A company will invest in energy recovery from unused tires and expand its manufacturing footprint
The Soledad Group has demonstrated resilience in the face of inflation and economic uncertainty, continuing its growth trajectory and strengthening its market position. After reporting a year of growth exceeding 10 percent, the group remains one of the largest conglomerates in its home region.
According to consolidated accounts filed with the Trade Registry by the parent company Grupeva SL, the group controlled by the Pérez Vázquez brothers achieved joint turnover of 390.8 million euros, up 37 million euros from the prior year. These figures reflect broad-based progress across most divisions, signaling a recovery of activity following the pandemic and a shift toward higher demand in workshop services for mechanics, driven in part by a aging vehicle fleet and ongoing constraints on new car production.
Despite pressures from rising costs and higher financing costs tied to the war in Ukraine, the organization managed to adjust expenses and maintain healthy margins. The year closed with a net profit of 4.3 million euros, representing a 4.52 percent increase on the previous period, underscoring effective cost control and revenue diversification across units.
Soledad Group operates as a diversified conglomerate with a portfolio of up to 37 companies. Its core activities center on tires and mechanics. Today the group stands as a leading distributor of tires in Spain, collaborating with nearly 300 brands and operating from facilities exceeding 100,000 square meters across 18 logistics hubs in the country.
The group also maintains several workshop networks, with notable growth in the comfortautomatic segment. It has built a European footprint with 750 service partners in Spain and Portugal and online operations in France and Germany. Additional arms include the Ecological Drive chain focused on recycled tire sales with 95 workshops, the Blaktire network with 800-plus stores, and the Fixcar network with hundreds of centers added in recent years. These networks together form a robust service ecosystem for vehicle maintenance and tire recycling across multiple markets.
International expansion includes operations in France, Portugal, and Morocco through its own subsidiaries, reflecting a strategy that blends circular economy practices with regional manufacturing and distribution capacity.
Another strategic milestone is the plan to invest 20 million dollars in Aspe to produce energy from unused tires. This move aligns with a broader push to convert waste tires into valuable energy sources and advanced materials, supporting sustainable growth and local job creation.

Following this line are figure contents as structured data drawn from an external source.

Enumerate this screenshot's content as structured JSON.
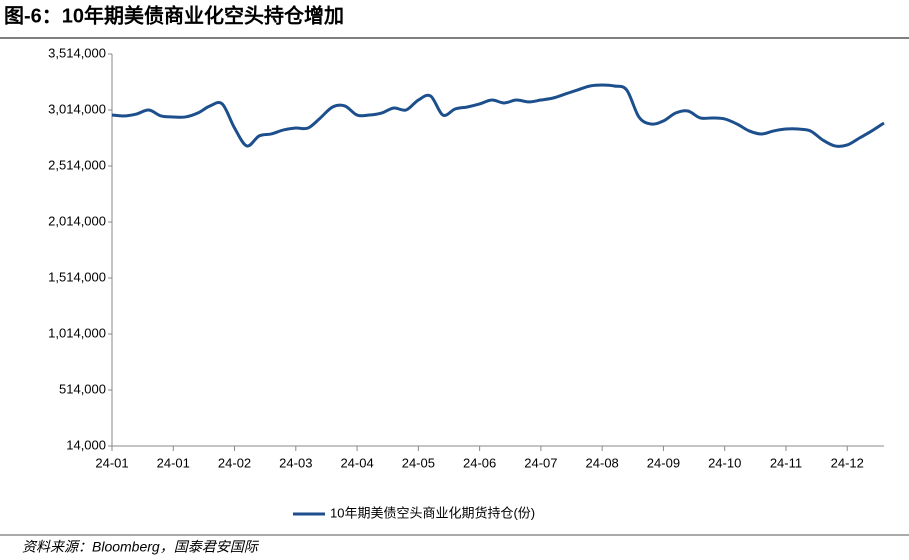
{
  "chart_data": {
    "type": "line",
    "title": "图-6：10年期美债商业化空头持仓增加",
    "source": "资料来源：Bloomberg，国泰君安国际",
    "categories": [
      "24-01",
      null,
      null,
      null,
      null,
      "24-01",
      null,
      null,
      null,
      null,
      "24-02",
      null,
      null,
      null,
      null,
      "24-03",
      null,
      null,
      null,
      null,
      "24-04",
      null,
      null,
      null,
      null,
      "24-05",
      null,
      null,
      null,
      null,
      "24-06",
      null,
      null,
      null,
      null,
      "24-07",
      null,
      null,
      null,
      null,
      "24-08",
      null,
      null,
      null,
      null,
      "24-09",
      null,
      null,
      null,
      null,
      "24-10",
      null,
      null,
      null,
      null,
      "24-11",
      null,
      null,
      null,
      null,
      "24-12",
      null,
      null,
      null
    ],
    "series": [
      {
        "name": "10年期美债空头商业化期货持仓(份)",
        "color": "#1c4f8c",
        "values": [
          2969000,
          2961000,
          2978000,
          3014000,
          2961000,
          2952000,
          2952000,
          2987000,
          3050000,
          3068000,
          2853000,
          2693000,
          2782000,
          2800000,
          2836000,
          2853000,
          2853000,
          2943000,
          3041000,
          3050000,
          2969000,
          2969000,
          2987000,
          3032000,
          3014000,
          3103000,
          3139000,
          2969000,
          3023000,
          3041000,
          3068000,
          3103000,
          3077000,
          3103000,
          3086000,
          3103000,
          3121000,
          3157000,
          3193000,
          3228000,
          3237000,
          3228000,
          3193000,
          2952000,
          2889000,
          2916000,
          2987000,
          3005000,
          2943000,
          2943000,
          2934000,
          2889000,
          2827000,
          2800000,
          2827000,
          2844000,
          2844000,
          2827000,
          2746000,
          2693000,
          2702000,
          2764000,
          2827000,
          2898000
        ]
      }
    ],
    "ylim": [
      14000,
      3514000
    ],
    "yticks": [
      {
        "value": 14000,
        "label": "14,000"
      },
      {
        "value": 514000,
        "label": "514,000"
      },
      {
        "value": 1014000,
        "label": "1,014,000"
      },
      {
        "value": 1514000,
        "label": "1,514,000"
      },
      {
        "value": 2014000,
        "label": "2,014,000"
      },
      {
        "value": 2514000,
        "label": "2,514,000"
      },
      {
        "value": 3014000,
        "label": "3,014,000"
      },
      {
        "value": 3514000,
        "label": "3,514,000"
      }
    ],
    "grid": false,
    "legend": "bottom"
  }
}
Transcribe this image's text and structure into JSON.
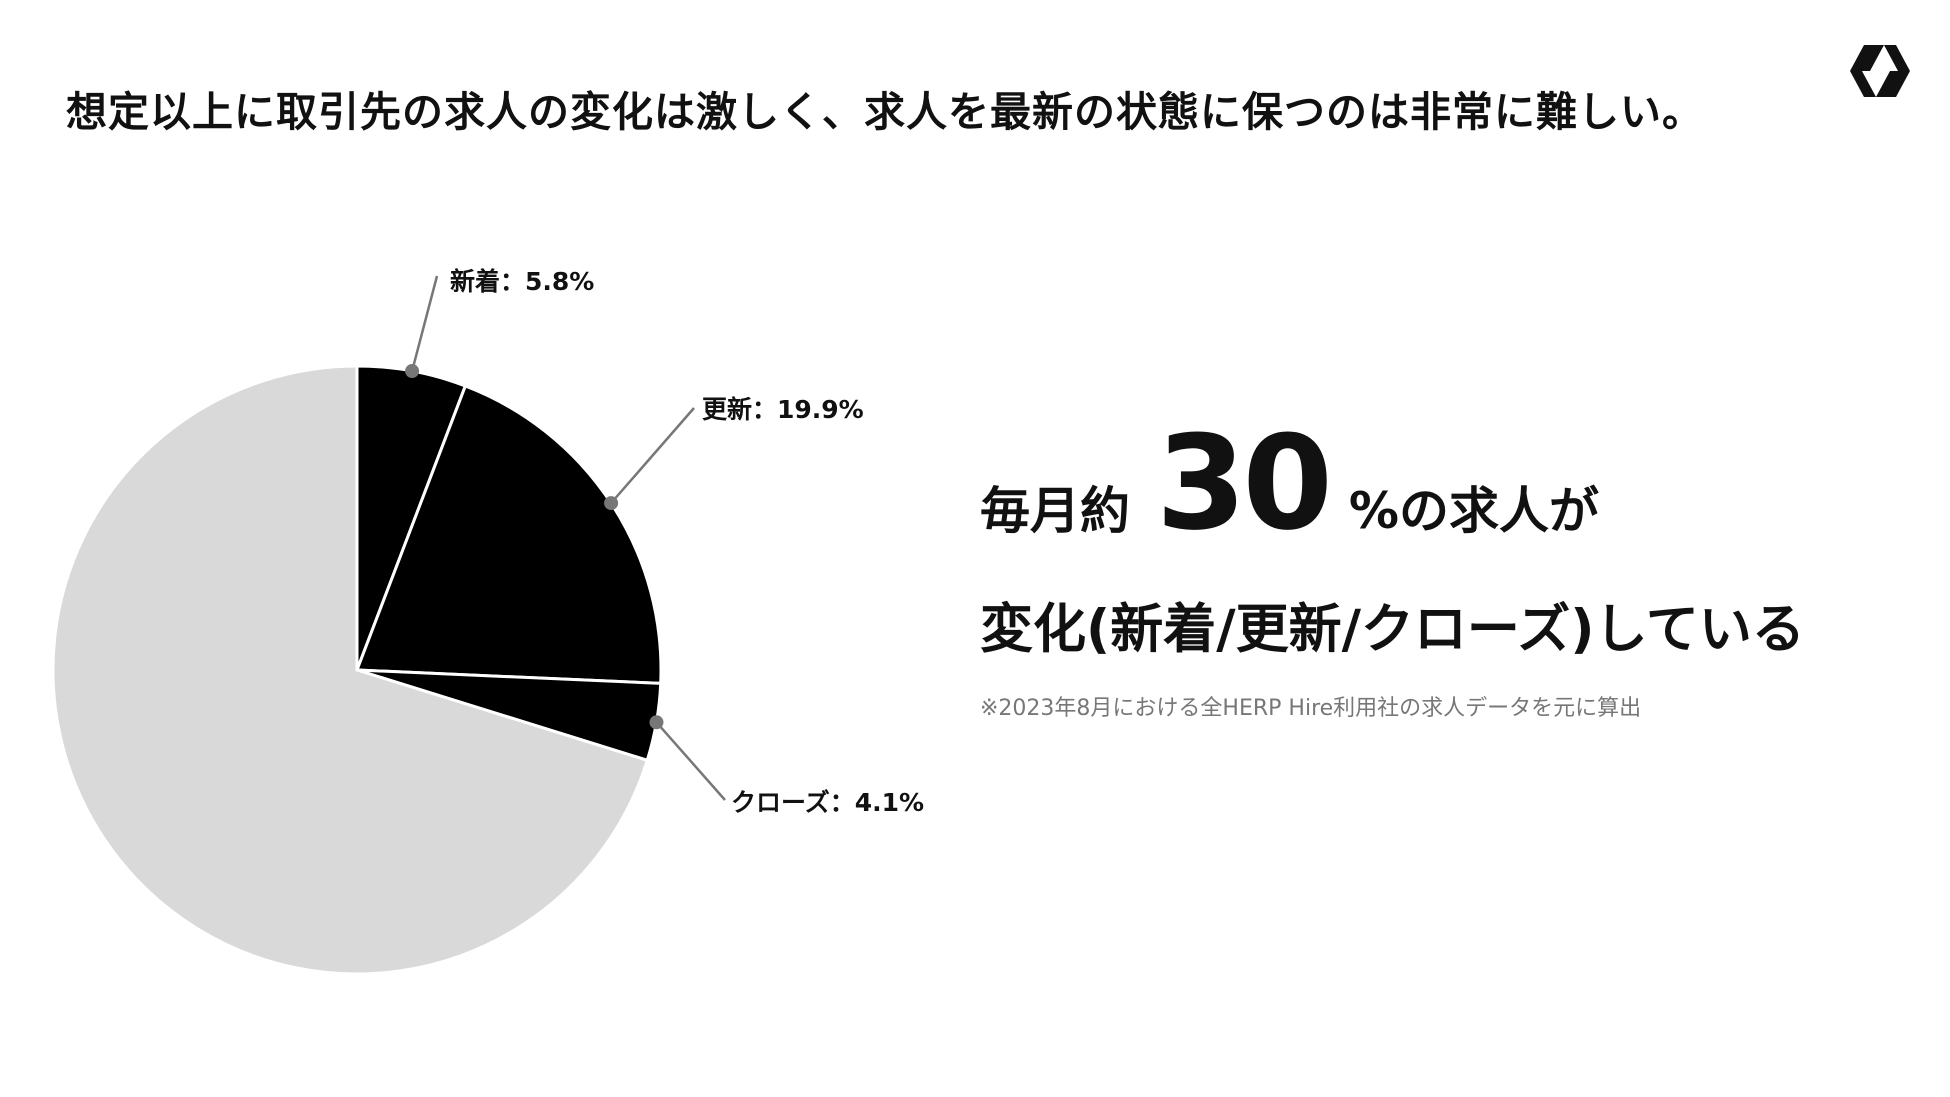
{
  "title": "想定以上に取引先の求人の変化は激しく、求人を最新の状態に保つのは非常に難しい。",
  "headline": {
    "prefix": "毎月約",
    "number": "30",
    "suffix": "%の求人が",
    "line2": "変化(新着/更新/クローズ)している"
  },
  "footnote": "※2023年8月における全HERP Hire利用社の求人データを元に算出",
  "logo_icon": "herp-logo-icon",
  "colors": {
    "highlight_slices": "#000000",
    "remaining_slice": "#d9d9d9",
    "leader_line": "#777777"
  },
  "chart_data": {
    "type": "pie",
    "start": "12 o'clock, clockwise",
    "slices": [
      {
        "label": "新着：5.8%",
        "value": 5.8,
        "color": "#000000"
      },
      {
        "label": "更新：19.9%",
        "value": 19.9,
        "color": "#000000"
      },
      {
        "label": "クローズ：4.1%",
        "value": 4.1,
        "color": "#000000"
      },
      {
        "label": "",
        "value": 70.2,
        "color": "#d9d9d9"
      }
    ]
  }
}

The holding company also owns several industrial entities dedicated to renewing tires and supplying critical components. Facilities include production lines for elastomeric materials used in infrastructure, as well as the manufacture of anti-recoil and acoustic plates used in park settings and tire processing for crushing and producing rubber granules for reuse. In addition to manufacturing, the group runs its own logistics company, an insurance brokerage, a technology arm, and even a travel agency, creating a diversified revenue mix that supports stability and long-term value. Overall employment reaches around 1,130 people, with the vast majority on permanent contracts, underscoring a commitment to steady, skilled workforce growth.
Notes: The figures and plans referenced above are reported by the group and its subsidiaries in official financial disclosures and corporate releases. Attribution: consolidated accounts and strategic initiatives are drawn from Grupeva SL filings and group communications with stakeholders.